Horton Park, Portland Loos Get Green Light from City

Downtown San Diego figures to be a lot more welcoming -- and sanitary -- after two City Council decisions Tuesday authorizing long-awaited improvement projects.

For those impatient with lack of progress on efforts to revamp the historic Horton Plaza park area on the south side of Broadway between 3rd and 4th Avenues, the catch-phrase could be, "It's about time."

Original hopes were for a grand opening this past New Year's Eve.

Now, July of 2015 is the target date.

And, four years after initial calls to install prefabricated “Portland Loos” restrooms in East Village, facilities at two locations are expected to open in June.

The 1.5-acre Horton park site has been surrounded by plywood fencing well before demolition work on Westfield-Horton Plaza structures began in November 2012.

City officials say the $11 million project was held up by a financing dispute with the state, land-title issues and underground utility problems.

Construction is expected to start in July and will include an amphitheater, three food and beverage pavilions, public restrooms and restoration of the park’s fountain.

“This project is meant to vitalize the space, activate the space,” says Daniel Kay, a civil engineer who’s headed up the park program for Civic San Diego – the city’s successor to the Centre City Development Corp. which was put out of business by state action to end redevelopment.

“Westfield is actually responsible for maintaining the park for the first 25 years,” Kay told NBC 7 in an interview Tuesday, “which is part of the owner participation agreement.”

That agreement also calls for the Westfield group – which handled the demolition and deeded the underlying land to the city in return for the city relinquishing a multimillion-dollar profit-sharing arrangement -- to stage 200 special events a year in the park.

Those events, increased foot traffic and night lighting are expected to vastly reduce problems that transients, panhandlers and drug dealing once posed throughout the civic square around the fountain.

A 2011 study by National University’s research institute projected the park could have an economic impact upwards of $310 million over 25 years, generating more than $37 million in property, sales and hotel taxes.

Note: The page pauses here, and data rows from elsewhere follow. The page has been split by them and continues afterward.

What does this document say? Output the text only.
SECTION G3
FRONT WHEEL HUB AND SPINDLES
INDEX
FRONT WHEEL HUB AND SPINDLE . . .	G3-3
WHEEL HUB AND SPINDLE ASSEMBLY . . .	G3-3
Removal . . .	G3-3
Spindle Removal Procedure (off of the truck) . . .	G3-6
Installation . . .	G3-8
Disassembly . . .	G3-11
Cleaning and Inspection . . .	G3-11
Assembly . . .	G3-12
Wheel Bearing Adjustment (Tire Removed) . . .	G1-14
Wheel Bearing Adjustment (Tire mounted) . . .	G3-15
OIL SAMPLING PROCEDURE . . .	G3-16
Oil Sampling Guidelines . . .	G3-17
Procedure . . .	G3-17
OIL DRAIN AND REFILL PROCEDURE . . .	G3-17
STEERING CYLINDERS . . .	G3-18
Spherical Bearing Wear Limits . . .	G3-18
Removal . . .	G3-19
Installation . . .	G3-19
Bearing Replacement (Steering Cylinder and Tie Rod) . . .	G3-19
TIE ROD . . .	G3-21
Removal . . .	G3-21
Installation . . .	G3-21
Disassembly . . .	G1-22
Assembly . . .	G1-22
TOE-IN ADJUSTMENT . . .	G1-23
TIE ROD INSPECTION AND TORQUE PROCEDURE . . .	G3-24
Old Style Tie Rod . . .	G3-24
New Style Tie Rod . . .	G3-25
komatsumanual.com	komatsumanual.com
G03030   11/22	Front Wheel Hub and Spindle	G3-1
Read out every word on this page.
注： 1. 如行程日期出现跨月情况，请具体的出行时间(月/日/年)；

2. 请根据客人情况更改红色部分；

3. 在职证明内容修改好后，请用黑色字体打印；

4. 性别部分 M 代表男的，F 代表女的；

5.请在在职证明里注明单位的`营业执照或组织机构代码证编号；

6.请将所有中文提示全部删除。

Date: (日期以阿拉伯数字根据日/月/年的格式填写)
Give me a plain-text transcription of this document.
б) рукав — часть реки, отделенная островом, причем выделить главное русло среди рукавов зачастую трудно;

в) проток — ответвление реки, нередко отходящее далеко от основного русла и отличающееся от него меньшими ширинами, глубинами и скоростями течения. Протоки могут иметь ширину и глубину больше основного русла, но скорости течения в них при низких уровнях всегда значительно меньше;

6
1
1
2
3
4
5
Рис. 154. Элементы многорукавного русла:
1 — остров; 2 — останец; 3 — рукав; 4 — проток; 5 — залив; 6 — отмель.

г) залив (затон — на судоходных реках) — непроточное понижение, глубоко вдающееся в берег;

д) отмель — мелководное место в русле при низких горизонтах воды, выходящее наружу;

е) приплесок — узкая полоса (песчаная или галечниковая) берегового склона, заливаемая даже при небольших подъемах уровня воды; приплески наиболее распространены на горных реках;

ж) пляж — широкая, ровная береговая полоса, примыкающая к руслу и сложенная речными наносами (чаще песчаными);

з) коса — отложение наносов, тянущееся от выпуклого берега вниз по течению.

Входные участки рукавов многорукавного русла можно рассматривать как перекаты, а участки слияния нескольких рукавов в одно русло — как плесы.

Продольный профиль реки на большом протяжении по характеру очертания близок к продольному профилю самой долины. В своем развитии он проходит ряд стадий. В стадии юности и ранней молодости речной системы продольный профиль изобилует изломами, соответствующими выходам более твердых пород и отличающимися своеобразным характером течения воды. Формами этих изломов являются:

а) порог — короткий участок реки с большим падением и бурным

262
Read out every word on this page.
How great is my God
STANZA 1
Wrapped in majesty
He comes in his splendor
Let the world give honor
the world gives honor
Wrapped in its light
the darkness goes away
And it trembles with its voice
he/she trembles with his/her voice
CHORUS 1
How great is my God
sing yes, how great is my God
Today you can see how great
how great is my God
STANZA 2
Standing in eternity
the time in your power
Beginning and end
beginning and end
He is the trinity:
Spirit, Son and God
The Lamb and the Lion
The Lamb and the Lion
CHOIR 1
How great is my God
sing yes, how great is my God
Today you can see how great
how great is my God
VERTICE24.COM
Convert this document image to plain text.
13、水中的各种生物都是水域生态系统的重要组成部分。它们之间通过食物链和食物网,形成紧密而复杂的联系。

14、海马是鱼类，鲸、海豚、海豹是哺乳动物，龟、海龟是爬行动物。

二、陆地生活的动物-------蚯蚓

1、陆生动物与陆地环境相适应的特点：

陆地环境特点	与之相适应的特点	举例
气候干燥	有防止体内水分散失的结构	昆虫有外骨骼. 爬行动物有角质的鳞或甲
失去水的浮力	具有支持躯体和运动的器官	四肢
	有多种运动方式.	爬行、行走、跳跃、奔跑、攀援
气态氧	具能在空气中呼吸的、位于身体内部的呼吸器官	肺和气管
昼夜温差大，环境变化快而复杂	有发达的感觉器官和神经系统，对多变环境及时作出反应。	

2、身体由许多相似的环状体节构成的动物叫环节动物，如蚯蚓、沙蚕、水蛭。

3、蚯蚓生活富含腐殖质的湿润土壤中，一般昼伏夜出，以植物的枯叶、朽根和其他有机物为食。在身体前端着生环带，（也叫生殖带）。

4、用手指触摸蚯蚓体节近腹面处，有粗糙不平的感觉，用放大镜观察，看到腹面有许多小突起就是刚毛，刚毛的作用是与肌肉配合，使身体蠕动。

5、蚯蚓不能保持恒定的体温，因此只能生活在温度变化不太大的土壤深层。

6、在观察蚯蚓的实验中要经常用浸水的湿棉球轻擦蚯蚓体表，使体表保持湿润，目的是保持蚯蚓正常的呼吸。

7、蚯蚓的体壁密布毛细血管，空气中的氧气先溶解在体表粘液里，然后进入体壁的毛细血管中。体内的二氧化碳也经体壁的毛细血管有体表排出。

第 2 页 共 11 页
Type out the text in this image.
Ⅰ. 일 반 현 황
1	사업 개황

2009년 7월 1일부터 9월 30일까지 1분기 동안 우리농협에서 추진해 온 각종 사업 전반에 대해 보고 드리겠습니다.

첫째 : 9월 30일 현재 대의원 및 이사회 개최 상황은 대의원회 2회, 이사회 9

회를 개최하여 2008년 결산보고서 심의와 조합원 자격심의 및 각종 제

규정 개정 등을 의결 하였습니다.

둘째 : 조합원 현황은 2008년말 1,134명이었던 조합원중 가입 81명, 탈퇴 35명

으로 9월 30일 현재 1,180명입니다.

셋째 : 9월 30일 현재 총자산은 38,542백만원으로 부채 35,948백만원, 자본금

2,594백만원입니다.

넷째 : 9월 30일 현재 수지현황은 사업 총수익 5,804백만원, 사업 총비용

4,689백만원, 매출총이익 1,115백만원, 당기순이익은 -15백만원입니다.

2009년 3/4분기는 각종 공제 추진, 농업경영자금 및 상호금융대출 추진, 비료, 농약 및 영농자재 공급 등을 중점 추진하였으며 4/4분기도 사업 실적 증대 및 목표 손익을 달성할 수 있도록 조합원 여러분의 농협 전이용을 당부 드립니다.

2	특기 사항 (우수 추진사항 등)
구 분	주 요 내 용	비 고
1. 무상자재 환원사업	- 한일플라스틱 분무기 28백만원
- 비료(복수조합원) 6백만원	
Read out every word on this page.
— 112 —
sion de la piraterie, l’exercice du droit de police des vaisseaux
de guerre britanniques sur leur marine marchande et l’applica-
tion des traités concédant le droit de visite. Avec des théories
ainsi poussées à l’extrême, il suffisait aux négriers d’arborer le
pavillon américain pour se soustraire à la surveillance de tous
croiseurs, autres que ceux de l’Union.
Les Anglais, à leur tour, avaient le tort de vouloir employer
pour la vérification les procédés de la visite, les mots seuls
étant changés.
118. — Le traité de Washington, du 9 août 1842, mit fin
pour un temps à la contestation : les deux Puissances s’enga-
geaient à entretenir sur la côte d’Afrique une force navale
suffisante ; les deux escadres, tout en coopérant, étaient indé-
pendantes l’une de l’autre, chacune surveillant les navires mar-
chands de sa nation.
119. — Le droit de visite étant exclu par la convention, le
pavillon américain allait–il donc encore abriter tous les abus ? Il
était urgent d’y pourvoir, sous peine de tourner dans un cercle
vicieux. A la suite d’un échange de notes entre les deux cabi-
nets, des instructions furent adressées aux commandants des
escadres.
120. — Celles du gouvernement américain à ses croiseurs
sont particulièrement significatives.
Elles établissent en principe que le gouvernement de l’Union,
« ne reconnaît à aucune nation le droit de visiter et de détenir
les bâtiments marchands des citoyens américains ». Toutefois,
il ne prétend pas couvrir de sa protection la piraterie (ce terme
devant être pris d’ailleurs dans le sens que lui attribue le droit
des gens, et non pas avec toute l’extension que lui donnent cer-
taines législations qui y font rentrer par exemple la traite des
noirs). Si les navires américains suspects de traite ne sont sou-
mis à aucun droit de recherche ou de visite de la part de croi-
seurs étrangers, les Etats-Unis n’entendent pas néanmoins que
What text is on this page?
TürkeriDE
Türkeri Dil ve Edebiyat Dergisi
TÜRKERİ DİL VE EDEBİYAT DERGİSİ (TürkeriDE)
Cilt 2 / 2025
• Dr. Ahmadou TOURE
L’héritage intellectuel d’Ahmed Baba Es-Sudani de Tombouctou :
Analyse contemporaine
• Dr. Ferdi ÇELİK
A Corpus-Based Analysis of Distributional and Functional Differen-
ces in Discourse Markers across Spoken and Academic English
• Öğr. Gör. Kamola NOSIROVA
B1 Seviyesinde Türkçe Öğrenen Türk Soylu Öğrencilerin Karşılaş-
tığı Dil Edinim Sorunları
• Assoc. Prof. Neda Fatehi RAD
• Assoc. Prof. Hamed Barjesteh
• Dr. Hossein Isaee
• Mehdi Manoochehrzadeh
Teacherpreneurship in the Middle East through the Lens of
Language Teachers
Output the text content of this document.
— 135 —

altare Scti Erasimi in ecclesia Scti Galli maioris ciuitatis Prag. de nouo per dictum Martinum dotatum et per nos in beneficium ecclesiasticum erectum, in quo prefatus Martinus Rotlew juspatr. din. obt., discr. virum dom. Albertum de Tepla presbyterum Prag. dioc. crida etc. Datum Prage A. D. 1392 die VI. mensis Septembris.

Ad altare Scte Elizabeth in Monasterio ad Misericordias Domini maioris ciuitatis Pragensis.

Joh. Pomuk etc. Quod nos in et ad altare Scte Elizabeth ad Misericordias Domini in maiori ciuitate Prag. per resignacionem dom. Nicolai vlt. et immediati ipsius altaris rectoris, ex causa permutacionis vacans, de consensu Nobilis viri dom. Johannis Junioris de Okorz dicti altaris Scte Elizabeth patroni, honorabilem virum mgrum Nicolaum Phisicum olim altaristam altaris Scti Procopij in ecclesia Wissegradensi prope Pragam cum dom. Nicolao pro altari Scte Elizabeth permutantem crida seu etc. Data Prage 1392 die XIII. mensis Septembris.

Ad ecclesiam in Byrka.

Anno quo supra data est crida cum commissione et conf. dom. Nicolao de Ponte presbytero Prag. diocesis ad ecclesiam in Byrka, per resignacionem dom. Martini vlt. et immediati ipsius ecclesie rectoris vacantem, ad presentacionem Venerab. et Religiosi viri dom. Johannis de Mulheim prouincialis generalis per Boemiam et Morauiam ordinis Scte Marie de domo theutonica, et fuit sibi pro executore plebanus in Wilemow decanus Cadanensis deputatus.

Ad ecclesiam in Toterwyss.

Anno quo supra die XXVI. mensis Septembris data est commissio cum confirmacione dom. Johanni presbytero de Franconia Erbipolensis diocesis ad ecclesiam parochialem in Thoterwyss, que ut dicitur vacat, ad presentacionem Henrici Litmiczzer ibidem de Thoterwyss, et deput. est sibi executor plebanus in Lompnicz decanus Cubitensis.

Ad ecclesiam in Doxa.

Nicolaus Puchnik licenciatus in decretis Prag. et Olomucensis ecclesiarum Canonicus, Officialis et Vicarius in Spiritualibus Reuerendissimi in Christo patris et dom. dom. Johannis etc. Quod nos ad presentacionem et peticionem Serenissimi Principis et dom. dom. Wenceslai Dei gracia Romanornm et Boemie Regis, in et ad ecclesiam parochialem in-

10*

Meantime Tuesday, the City Council approved plans for a pair of "Portland Loo" restrooms that carry a total cost of $400,000, plus $50,000 in annual maintenance.

Residents and businesses in East Village have long complained about transients relieving themselves outdoors.

"They come along the building. They do their business in our doorways, in our roll-up areas where we're working, and we have to clean up,” says Dan Selis, president of Mission Brewery, across the street from one of the planned Portland Loos outposts on the southwest corner of 14th and L Streets.

“The whole area smells; it’s not pleasant,” Selis said. “It’s also, for us, distracting when we have to confront homeless who sometimes are in the middle of the act of doing their business. It’s horrible. And it’s actually causing some of the tenants in the building to entertain relocating their businesses.”

The 14th and L location and the other Portland Loos target site on the northwest corner of Market Street and Park Boulevard have raised eyebrows among residents who don’t think they’re the most ideal to fill gaps in downtown’s network of restrooms available to the public.

“Why are they putting them in these two weird locations? Because nobody else wanted them anywhere else, and those are the only two locations that Civic (San Diego) controlled,” says Gary Smith, president of the Downtown Residents Group which comprises more than 700 dues-paying individuals -- many representing center city homeowners associations.

“That’s why they’re going where they’re going – not because there’s a particular need at those particular ‘randomly selected’ corners.”